At Blue Mountain, the capital is family capital. And that simple distinction changes everything.
How institutional capital works
A private equity fund raises money from third parties: pension funds, insurance companies, university endowments, sovereign wealth funds, and, ironically, family offices. These third parties are the Limited Partners (LPs). The fund manager — the General Partner (GP) — charges two types of fees: a management fee (typically 2% of committed capital annually) and a performance fee (carried interest, typically 20% of gains above a minimum threshold).
This structure creates incentives that, while perfectly rational from the GP’s perspective, do not always align with the interests of the entrepreneur selling their company.
The fund has a fixed lifecycle — typically ten years. The first three to five years are for investing. The next five to seven are for divesting. This means a clock is ticking from day one. If a transformation needs more time, there is no flexibility. If the exit market is unfavourable in year seven, the fund must sell regardless.
How family capital behaves
Family capital operates without those constraints. A family office invests its own wealth. There are no external LPs. No management fees forcing a minimum volume of assets under management. No fund lifecycle.
The practical implications are profound.
Flexible investment horizon. We can hold an investment for three years or for thirty.

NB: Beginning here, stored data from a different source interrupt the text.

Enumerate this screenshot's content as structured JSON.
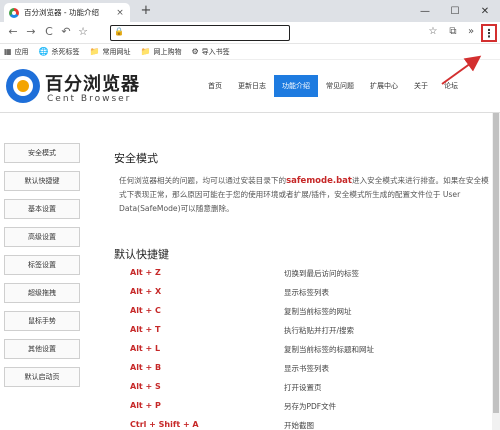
{
  "tab": {
    "title": "百分浏览器 - 功能介绍",
    "close": "×",
    "new_tab": "+"
  },
  "window": {
    "minimize": "—",
    "maximize": "☐",
    "close": "✕"
  },
  "toolbar": {
    "back": "←",
    "forward": "→",
    "reload": "C",
    "undo": "↶",
    "star": "☆",
    "address_value": "",
    "lock": "🔒",
    "star_right": "☆",
    "crop": "⧉",
    "more": "»",
    "menu": "⋮"
  },
  "bookmarks": [
    {
      "icon": "▦",
      "label": "应用"
    },
    {
      "icon": "🌐",
      "label": "杀死标签"
    },
    {
      "icon": "📁",
      "label": "常用网址"
    },
    {
      "icon": "📁",
      "label": "网上购物"
    },
    {
      "icon": "⚙",
      "label": "导入书签"
    }
  ],
  "site": {
    "brand_cn": "百分浏览器",
    "brand_en": "Cent Browser",
    "nav": [
      "首页",
      "更新日志",
      "功能介绍",
      "常见问题",
      "扩展中心",
      "关于",
      "论坛"
    ],
    "active_nav": "功能介绍"
  },
  "sidebar": [
    "安全模式",
    "默认快捷键",
    "基本设置",
    "高级设置",
    "标签设置",
    "超级拖拽",
    "鼠标手势",
    "其他设置",
    "默认启动页"
  ],
  "safe_mode": {
    "title": "安全模式",
    "text_before": "任何浏览器相关的问题，均可以通过安装目录下的",
    "highlight": "safemode.bat",
    "text_after": "进入安全模式来进行排查。如果在安全模式下表现正常，那么原因可能在于您的使用环境或者扩展/插件，安全模式所生成的配置文件位于 User Data(SafeMode)可以随意删除。"
  },
  "shortcuts": {
    "title": "默认快捷键",
    "rows": [
      {
        "key": "Alt + Z",
        "desc": "切换到最后访问的标签"
      },
      {
        "key": "Alt + X",
        "desc": "显示标签列表"
      },
      {
        "key": "Alt + C",
        "desc": "复制当前标签的网址"
      },
      {
        "key": "Alt + T",
        "desc": "执行粘贴并打开/搜索"
      },
      {
        "key": "Alt + L",
        "desc": "复制当前标签的标题和网址"
      },
      {
        "key": "Alt + B",
        "desc": "显示书签列表"
      },
      {
        "key": "Alt + S",
        "desc": "打开设置页"
      },
      {
        "key": "Alt + P",
        "desc": "另存为PDF文件"
      },
      {
        "key": "Ctrl + Shift + A",
        "desc": "开始截图"
      }
    ]
  },
  "colors": {
    "accent": "#1e7be0",
    "highlight": "#c62828",
    "annotation": "#d32f2f"
  }
}
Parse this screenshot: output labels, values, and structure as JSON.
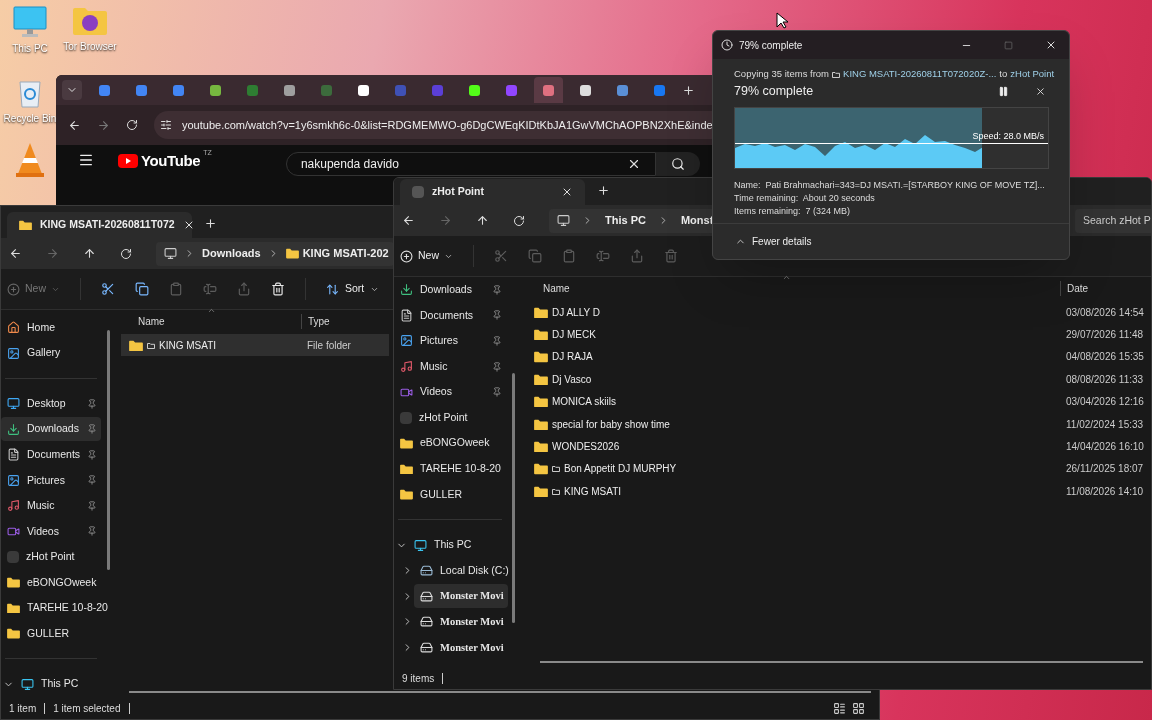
{
  "desktop": {
    "icons": [
      {
        "kind": "pc",
        "label": "This PC"
      },
      {
        "kind": "tor",
        "label": "Tor Browser"
      },
      {
        "kind": "bin",
        "label": "Recycle Bin"
      },
      {
        "kind": "vlc"
      }
    ]
  },
  "browser": {
    "tabs": [
      {
        "color": "#4285f4",
        "selected": false
      },
      {
        "color": "#4285f4",
        "selected": false
      },
      {
        "color": "#4285f4",
        "selected": false
      },
      {
        "color": "#76b83f",
        "selected": false
      },
      {
        "color": "#2e7d32",
        "selected": false
      },
      {
        "color": "#9e9e9e",
        "selected": false
      },
      {
        "color": "#3c6b3c",
        "selected": false
      },
      {
        "color": "#ffffff",
        "selected": false
      },
      {
        "color": "#3f51b5",
        "selected": false
      },
      {
        "color": "#5b3fd6",
        "selected": false
      },
      {
        "color": "#53fc18",
        "selected": false
      },
      {
        "color": "#9146ff",
        "selected": false
      },
      {
        "color": "#e07080",
        "selected": true
      },
      {
        "color": "#dddddd",
        "selected": false
      },
      {
        "color": "#5a8fd6",
        "selected": false
      },
      {
        "color": "#1877f2",
        "selected": false
      }
    ],
    "address": "youtube.com/watch?v=1y6smkh6c-0&list=RDGMEMWO-g6DgCWEqKIDtKbJA1GwVMChAOPBN2XhE&inde",
    "youtube": {
      "logo": "YouTube",
      "region": "TZ",
      "search": "nakupenda davido"
    }
  },
  "left_explorer": {
    "tab": "KING MSATI-20260811T072",
    "breadcrumb": [
      "Downloads",
      "KING MSATI-202"
    ],
    "new": {
      "label": "New",
      "disabled": true
    },
    "actions": [
      {
        "kind": "cut",
        "disabled": false
      },
      {
        "kind": "copy",
        "disabled": false
      },
      {
        "kind": "paste",
        "disabled": true
      },
      {
        "kind": "rename",
        "disabled": true
      },
      {
        "kind": "share",
        "disabled": true
      },
      {
        "kind": "delete",
        "disabled": false
      }
    ],
    "sort": "Sort",
    "sidebar": [
      {
        "items": [
          {
            "kind": "home",
            "label": "Home",
            "pinned": false,
            "selected": false
          },
          {
            "kind": "gallery",
            "label": "Gallery",
            "pinned": false,
            "selected": false
          }
        ]
      },
      {
        "items": [
          {
            "kind": "desktop",
            "label": "Desktop",
            "pinned": true,
            "selected": false
          },
          {
            "kind": "downloads",
            "label": "Downloads",
            "pinned": true,
            "selected": true
          },
          {
            "kind": "documents",
            "label": "Documents",
            "pinned": true,
            "selected": false
          },
          {
            "kind": "pictures",
            "label": "Pictures",
            "pinned": true,
            "selected": false
          },
          {
            "kind": "music",
            "label": "Music",
            "pinned": true,
            "selected": false
          },
          {
            "kind": "videos",
            "label": "Videos",
            "pinned": true,
            "selected": false
          },
          {
            "kind": "blank",
            "label": "zHot Point",
            "pinned": false,
            "selected": false
          },
          {
            "kind": "folder",
            "label": "eBONGOweek",
            "pinned": false,
            "selected": false
          },
          {
            "kind": "folder",
            "label": "TAREHE 10-8-20",
            "pinned": false,
            "selected": false
          },
          {
            "kind": "folder",
            "label": "GULLER",
            "pinned": false,
            "selected": false
          }
        ]
      },
      {
        "items": [
          {
            "kind": "pc",
            "label": "This PC",
            "expanded": true,
            "selected": false
          }
        ]
      }
    ],
    "columns": [
      "Name",
      "Type"
    ],
    "rows": [
      {
        "name": "KING MSATI",
        "glyph": true,
        "cell": "File folder",
        "selected": true
      }
    ],
    "status": [
      "1 item",
      "1 item selected"
    ]
  },
  "right_explorer": {
    "tab": "zHot Point",
    "breadcrumb": [
      "This PC",
      "Monst"
    ],
    "search": {
      "placeholder": "Search zHot P"
    },
    "new": {
      "label": "New",
      "disabled": false
    },
    "actions": [
      {
        "kind": "cut",
        "disabled": true
      },
      {
        "kind": "copy",
        "disabled": true
      },
      {
        "kind": "paste",
        "disabled": true
      },
      {
        "kind": "rename",
        "disabled": true
      },
      {
        "kind": "share",
        "disabled": true
      },
      {
        "kind": "delete",
        "disabled": true
      }
    ],
    "sidebar": [
      {
        "items": [
          {
            "kind": "downloads",
            "label": "Downloads",
            "pinned": true,
            "selected": false
          },
          {
            "kind": "documents",
            "label": "Documents",
            "pinned": true,
            "selected": false
          },
          {
            "kind": "pictures",
            "label": "Pictures",
            "pinned": true,
            "selected": false
          },
          {
            "kind": "music",
            "label": "Music",
            "pinned": true,
            "selected": false
          },
          {
            "kind": "videos",
            "label": "Videos",
            "pinned": true,
            "selected": false
          },
          {
            "kind": "blank",
            "label": "zHot Point",
            "pinned": false,
            "selected": false
          },
          {
            "kind": "folder",
            "label": "eBONGOweek",
            "pinned": false,
            "selected": false
          },
          {
            "kind": "folder",
            "label": "TAREHE 10-8-20",
            "pinned": false,
            "selected": false
          },
          {
            "kind": "folder",
            "label": "GULLER",
            "pinned": false,
            "selected": false
          }
        ]
      },
      {
        "items": [
          {
            "kind": "pc",
            "label": "This PC",
            "expanded": true,
            "selected": false,
            "children": [
              {
                "kind": "disk",
                "label": "Local Disk (C:)",
                "expanded": false,
                "selected": false
              },
              {
                "kind": "drive",
                "label": "Monster Movi",
                "expanded": false,
                "selected": true
              },
              {
                "kind": "drive",
                "label": "Monster Movi",
                "expanded": false,
                "selected": false
              },
              {
                "kind": "drive",
                "label": "Monster Movi",
                "expanded": false,
                "selected": false
              }
            ]
          }
        ]
      }
    ],
    "columns": [
      "Name",
      "Date"
    ],
    "rows": [
      {
        "name": "DJ ALLY D",
        "glyph": false,
        "cell": "03/08/2026 14:54",
        "selected": false
      },
      {
        "name": "DJ MECK",
        "glyph": false,
        "cell": "29/07/2026 11:48",
        "selected": false
      },
      {
        "name": "DJ RAJA",
        "glyph": false,
        "cell": "04/08/2026 15:35",
        "selected": false
      },
      {
        "name": "Dj Vasco",
        "glyph": false,
        "cell": "08/08/2026 11:33",
        "selected": false
      },
      {
        "name": "MONICA skiils",
        "glyph": false,
        "cell": "03/04/2026 12:16",
        "selected": false
      },
      {
        "name": "special for baby show time",
        "glyph": false,
        "cell": "11/02/2024 15:33",
        "selected": false
      },
      {
        "name": "WONDES2026",
        "glyph": false,
        "cell": "14/04/2026 16:10",
        "selected": false
      },
      {
        "name": "Bon Appetit DJ MURPHY",
        "glyph": true,
        "cell": "26/11/2025 18:07",
        "selected": false
      },
      {
        "name": "KING MSATI",
        "glyph": true,
        "cell": "11/08/2026 14:10",
        "selected": false
      }
    ],
    "status": [
      "9 items"
    ]
  },
  "copy_dialog": {
    "title": "79% complete",
    "summary": {
      "prefix": "Copying 35 items from",
      "source": "KING MSATI-20260811T072020Z-...",
      "middle": "to",
      "dest": "zHot Point"
    },
    "heading": "79% complete",
    "level": 0.79,
    "speed": "Speed: 28.0 MB/s",
    "details": [
      "Name:  Pati Brahmachari=343=DJ MSATI.=[STARBOY KING OF MOVE TZ]...",
      "Time remaining:  About 20 seconds",
      "Items remaining:  7 (324 MB)"
    ],
    "toggle": "Fewer details"
  }
}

The decision depends solely on whether the company remains a good asset and whether there is a strategic reason to sell. We do not sell because “it is time.”
Aligned decisions. When we invest in a company, our own capital is at stake. This creates a natural alignment with the entrepreneur that is impossible to replicate with institutional structures.
Tolerance for complexity. The most interesting middle-market deals tend to be the most complex: family successions with multiple heirs, operational restructurings that need time, business transformations that carry short-term risk. Institutional capital tends to avoid this complexity because it does not fit their risk-adjusted return models. Family capital can embrace it because it has the patience to manage it.
What the entrepreneur notices in practice
With an institutional fund, the entrepreneur encounters a team of analysts who rotate every two to three years. The person who negotiated the deal probably will not manage the ongoing relationship. Quarterly reports are sent to a committee in London or New York. Strategic decisions are made based on the fund’s portfolio needs, not necessarily the individual company’s.
With a family investor, the entrepreneur deals with the same people from the first coffee to the last board meeting. Decisions are made based on what is best for the company, because what is best for the company is what is best for the investor. There is no agency conflict.
The limitations of family capital
Family capital does have real limitations.
The first is scale. A family office can rarely compete with a large fund on ticket size. If a company needs 100 million euros in capital, we are probably not the right partner. Our natural territory is deals between 2 and 25 million euros.
The second is network. The large funds have international networks, value-creation teams with dozens of professionals, and relationships with global investment banks. A family office has a smaller network, though often deeper and more personal.
The third is governance. Family capital, by definition, concentrates decisions in few people. This is an advantage in agility but can be a risk if those people lack the right processes and discipline. A well-run family office mitigates this with advisory committees, formalised due diligence processes, and a culture of transparency. The entrepreneur should verify that these mechanisms exist.
The growth of family offices in Spain
The phenomenon of family offices as active middle-market investors is relatively recent in Spain but growing rapidly. Spain now has over 200 single-family offices and a growing number of multi-family offices with direct investment activity.
This growth follows a clear logic. Entrepreneurial families that sold their businesses over the past two decades need to reinvest that capital. Financial markets offer volatility and low real returns. Direct investment in middle-market companies offers superior returns and the satisfaction of remaining connected to the business fabric.
For the entrepreneur seeking a partner, this trend is good news. It means more family capital is available, more professionalised, and more experienced than ever.
At Blue Mountain, we believe family capital is the most natural way to invest in the Spanish middle market — not because it is abstractly superior to institutional capital, but because it adapts better to this market’s characteristics: family businesses, trust-based relationships, processes that need time, and deals where the human element matters as much as the financial one.